Dinamarca se convirtió en uno de los primeros países de la Unión Europea en levantar la mayoría de las restricciones impuestas debido al coronavirus, al considerar que el COVID-19 ya no es “una enfermedad de impacto social”.
La razón es que, si bien la variante ómicron sigue propagándose por Dinamarca, no está agobiando al sistema nacional de salud y el país tiene una alta tasa de vacunación, dicen funcionarios.
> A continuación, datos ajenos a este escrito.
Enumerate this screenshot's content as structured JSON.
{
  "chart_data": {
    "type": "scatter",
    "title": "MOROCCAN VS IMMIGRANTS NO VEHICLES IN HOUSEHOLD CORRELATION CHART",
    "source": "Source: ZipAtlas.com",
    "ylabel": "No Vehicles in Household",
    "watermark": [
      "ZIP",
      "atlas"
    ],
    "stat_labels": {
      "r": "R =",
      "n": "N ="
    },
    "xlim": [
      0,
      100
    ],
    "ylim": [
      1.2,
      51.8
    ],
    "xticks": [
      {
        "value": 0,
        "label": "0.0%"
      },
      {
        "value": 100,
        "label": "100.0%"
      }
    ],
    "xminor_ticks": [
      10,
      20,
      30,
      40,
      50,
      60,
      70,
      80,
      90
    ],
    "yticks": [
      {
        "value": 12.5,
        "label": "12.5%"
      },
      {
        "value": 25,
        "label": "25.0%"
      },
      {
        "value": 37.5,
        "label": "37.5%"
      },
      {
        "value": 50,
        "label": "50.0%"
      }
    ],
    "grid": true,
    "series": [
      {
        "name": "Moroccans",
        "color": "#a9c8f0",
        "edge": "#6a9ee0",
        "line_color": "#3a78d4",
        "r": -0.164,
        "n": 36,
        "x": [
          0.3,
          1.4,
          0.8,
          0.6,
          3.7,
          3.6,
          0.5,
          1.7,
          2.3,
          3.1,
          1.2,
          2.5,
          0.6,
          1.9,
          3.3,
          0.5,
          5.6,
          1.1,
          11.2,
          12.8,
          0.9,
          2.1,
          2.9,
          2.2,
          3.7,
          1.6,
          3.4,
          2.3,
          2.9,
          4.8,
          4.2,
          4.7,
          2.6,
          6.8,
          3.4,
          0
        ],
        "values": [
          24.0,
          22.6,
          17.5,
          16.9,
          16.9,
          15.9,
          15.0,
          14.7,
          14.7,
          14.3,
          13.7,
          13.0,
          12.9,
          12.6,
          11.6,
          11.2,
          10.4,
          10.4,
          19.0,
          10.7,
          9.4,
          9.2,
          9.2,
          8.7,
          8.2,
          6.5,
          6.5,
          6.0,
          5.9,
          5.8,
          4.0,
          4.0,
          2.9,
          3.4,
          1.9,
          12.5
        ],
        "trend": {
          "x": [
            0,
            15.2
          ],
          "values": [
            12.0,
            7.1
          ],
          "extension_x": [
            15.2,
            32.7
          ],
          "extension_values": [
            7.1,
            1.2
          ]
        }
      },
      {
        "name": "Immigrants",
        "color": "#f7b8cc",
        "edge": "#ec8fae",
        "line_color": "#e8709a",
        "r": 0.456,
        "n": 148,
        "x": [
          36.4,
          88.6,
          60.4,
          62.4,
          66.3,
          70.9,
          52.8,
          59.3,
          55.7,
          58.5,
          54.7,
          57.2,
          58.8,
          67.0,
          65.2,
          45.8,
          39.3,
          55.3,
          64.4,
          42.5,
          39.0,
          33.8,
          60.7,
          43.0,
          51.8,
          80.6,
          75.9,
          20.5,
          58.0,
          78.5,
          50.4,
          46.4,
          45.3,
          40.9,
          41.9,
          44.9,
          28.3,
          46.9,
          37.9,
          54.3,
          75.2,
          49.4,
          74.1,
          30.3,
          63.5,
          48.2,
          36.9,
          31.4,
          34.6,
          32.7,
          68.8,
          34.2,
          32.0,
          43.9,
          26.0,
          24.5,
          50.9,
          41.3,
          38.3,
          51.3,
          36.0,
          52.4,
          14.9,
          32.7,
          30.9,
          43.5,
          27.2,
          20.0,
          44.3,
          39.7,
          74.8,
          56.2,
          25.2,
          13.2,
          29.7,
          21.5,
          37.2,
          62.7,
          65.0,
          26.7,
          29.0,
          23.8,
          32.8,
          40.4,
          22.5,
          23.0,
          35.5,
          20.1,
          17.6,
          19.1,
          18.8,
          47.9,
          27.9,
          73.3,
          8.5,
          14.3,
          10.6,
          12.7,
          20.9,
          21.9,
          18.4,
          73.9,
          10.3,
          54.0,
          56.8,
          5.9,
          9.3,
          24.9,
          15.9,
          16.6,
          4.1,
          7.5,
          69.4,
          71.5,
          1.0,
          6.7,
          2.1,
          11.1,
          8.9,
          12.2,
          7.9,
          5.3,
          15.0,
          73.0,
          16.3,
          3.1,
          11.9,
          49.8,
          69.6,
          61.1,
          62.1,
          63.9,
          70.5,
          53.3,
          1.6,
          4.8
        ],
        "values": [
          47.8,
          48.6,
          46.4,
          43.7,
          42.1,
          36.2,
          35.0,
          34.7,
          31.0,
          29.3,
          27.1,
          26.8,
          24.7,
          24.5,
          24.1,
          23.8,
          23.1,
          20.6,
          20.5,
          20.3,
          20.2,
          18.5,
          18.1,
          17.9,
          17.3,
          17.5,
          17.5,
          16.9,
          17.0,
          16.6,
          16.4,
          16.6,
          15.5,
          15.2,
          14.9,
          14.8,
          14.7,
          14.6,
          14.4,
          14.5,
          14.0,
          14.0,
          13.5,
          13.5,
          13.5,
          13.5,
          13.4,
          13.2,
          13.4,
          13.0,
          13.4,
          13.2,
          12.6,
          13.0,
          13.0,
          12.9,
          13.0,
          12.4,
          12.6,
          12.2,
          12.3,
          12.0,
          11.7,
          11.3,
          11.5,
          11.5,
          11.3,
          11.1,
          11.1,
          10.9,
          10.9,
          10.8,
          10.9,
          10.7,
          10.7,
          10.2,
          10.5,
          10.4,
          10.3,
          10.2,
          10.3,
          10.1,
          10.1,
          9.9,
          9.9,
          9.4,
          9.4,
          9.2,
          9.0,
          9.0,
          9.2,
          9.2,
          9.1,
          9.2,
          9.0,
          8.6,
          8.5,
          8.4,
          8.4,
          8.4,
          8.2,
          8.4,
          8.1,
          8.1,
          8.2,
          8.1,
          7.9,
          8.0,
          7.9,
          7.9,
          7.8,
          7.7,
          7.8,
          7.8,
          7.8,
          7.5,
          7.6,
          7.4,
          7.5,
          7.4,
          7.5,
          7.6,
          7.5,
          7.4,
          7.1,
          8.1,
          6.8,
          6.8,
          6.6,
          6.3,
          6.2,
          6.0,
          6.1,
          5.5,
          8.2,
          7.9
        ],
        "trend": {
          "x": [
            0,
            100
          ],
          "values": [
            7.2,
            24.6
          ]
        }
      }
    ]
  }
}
La primera ministra Mette Frederiksen declaró a la radio local que es demasiado temprano como para saber si posteriormente habrá que reintroducir las medidas.
No me atrevo a decir que es un último adiós a las restricciones No sabemos qué pasará en el otoño, si habrá una nueva variante
Dinamarca, una nación de 5,8 millones de habitantes, en semanas recientes ha registrado un promedio de más de 50.000 casos diarios, pero ha disminuido la cantidad de pacientes en las unidades de cuidado intensivo.
La restricción más visible en ser levantada es la de tener que ponerse la mascarilla, que ya no es obligatoria en el transporte público, en tiendas ni en restaurantes. Ahora el uso del cubrebocas es recomendado únicamente es hospitales, centros médicos y asilos de ancianos.